ATLANTA, GA — As the number of coronavirus tests in Georgia rises, the percentage of positives continues to fall.

In a report released at 1 p.m. Friday by the Georgia Department of Public Health, the state reports 301,874 tests, with 36,681 confirmed cases of COVID-19, the disease caused by the new coronavirus.

That means only about 12 percent have tested positive, down from about 15-16 percent a week ago. Also a week ago, Gov. Brian Kemp opened testing to all Georgians, regardless of symptoms or health status.

Still, the death toll rises as well. The latest report shows 1,557 deaths from COVID-19, up from about 1,400 a week ago.
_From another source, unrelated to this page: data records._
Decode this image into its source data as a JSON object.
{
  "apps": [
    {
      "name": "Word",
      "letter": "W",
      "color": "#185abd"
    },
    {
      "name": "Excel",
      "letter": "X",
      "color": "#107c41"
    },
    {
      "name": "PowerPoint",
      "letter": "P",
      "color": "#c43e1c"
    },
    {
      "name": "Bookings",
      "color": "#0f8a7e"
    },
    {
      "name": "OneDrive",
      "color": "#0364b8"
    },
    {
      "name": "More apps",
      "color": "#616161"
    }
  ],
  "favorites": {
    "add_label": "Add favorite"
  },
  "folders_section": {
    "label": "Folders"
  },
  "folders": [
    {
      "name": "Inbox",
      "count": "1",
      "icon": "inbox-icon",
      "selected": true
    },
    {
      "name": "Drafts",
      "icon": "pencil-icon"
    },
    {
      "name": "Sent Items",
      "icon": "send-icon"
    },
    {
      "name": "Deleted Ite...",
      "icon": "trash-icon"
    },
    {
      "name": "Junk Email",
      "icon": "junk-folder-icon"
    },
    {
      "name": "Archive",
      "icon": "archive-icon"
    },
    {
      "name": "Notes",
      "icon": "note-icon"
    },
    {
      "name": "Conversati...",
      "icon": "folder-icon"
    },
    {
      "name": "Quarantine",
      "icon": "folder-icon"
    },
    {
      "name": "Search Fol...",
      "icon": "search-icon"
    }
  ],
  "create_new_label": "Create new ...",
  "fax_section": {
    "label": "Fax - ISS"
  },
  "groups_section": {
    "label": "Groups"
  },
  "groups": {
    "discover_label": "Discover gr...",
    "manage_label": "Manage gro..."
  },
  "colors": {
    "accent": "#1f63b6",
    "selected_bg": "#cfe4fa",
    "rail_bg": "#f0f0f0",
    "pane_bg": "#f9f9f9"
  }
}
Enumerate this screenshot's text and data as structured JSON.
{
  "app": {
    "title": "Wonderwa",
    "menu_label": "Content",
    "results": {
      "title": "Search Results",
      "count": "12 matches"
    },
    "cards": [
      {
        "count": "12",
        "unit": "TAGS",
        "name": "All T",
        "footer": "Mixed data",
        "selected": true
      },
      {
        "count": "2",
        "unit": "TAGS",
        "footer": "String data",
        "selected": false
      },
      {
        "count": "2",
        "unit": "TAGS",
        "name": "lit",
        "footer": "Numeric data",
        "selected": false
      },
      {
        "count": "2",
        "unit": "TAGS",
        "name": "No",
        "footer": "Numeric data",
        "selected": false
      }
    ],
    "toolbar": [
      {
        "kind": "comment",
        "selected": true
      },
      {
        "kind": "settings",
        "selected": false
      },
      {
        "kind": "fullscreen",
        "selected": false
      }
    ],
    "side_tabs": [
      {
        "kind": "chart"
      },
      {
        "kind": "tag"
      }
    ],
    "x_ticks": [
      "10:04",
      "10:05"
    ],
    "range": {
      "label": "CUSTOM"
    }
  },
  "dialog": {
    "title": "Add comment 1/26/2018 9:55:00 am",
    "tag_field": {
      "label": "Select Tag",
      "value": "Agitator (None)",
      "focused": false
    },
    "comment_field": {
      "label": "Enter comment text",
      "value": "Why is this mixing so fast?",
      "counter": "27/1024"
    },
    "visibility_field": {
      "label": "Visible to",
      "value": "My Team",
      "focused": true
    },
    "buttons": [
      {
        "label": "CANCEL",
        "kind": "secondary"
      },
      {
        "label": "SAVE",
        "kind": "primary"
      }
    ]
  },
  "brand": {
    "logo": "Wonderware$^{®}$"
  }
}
As of midday Friday, the top five counties with the most cases of COVID-19 are all in or near Atlanta. Fulton County has the most cases, with 3,641. DeKalb is second with 2,717, Gwinnett is third with 2,572 and Cobb is fourth with 2,371. Hall County, just outside metro Atlanta and Georgia’s newest hot spot, is fifth with 2,134 cases.

Fulton County again has the highest number of deaths, with 159. Dougherty County in southwest Georgia is second with 132 deaths, Cobb is third with 131, Gwinnett is fourth with 101 and DeKalb is fifth with 75.

Every Georgia county by now has reported at least one case of COVID-19, but 35 rural counties have yet to report any deaths. The disease continues to disproportionately affect the elderly, with only about 15 percent of those who’ve died so far being younger than 60. Also, only about 70 victims have died despite having no known pre-existing health condition

Two challenges to interpreting the data have been lag time — today’s numbers don’t necessarily represent what happened today — and inconsistencies in reporting. The Atlanta Journal-Constitution reported Wednesday on updates from the state that showed the number of deaths actually dropping and children mistakenly are shown as having died.

For those who want to crunch the numbers for themselves, the Georgia Department of Health now offers downloadable spreadsheets on its COVID-19 landing page with most of the raw data. The state updates its coronavirus numbers at least twice a day, with overall status reports posted on the website at 9 a.m., 1 p.m., and 7 p.m. daily.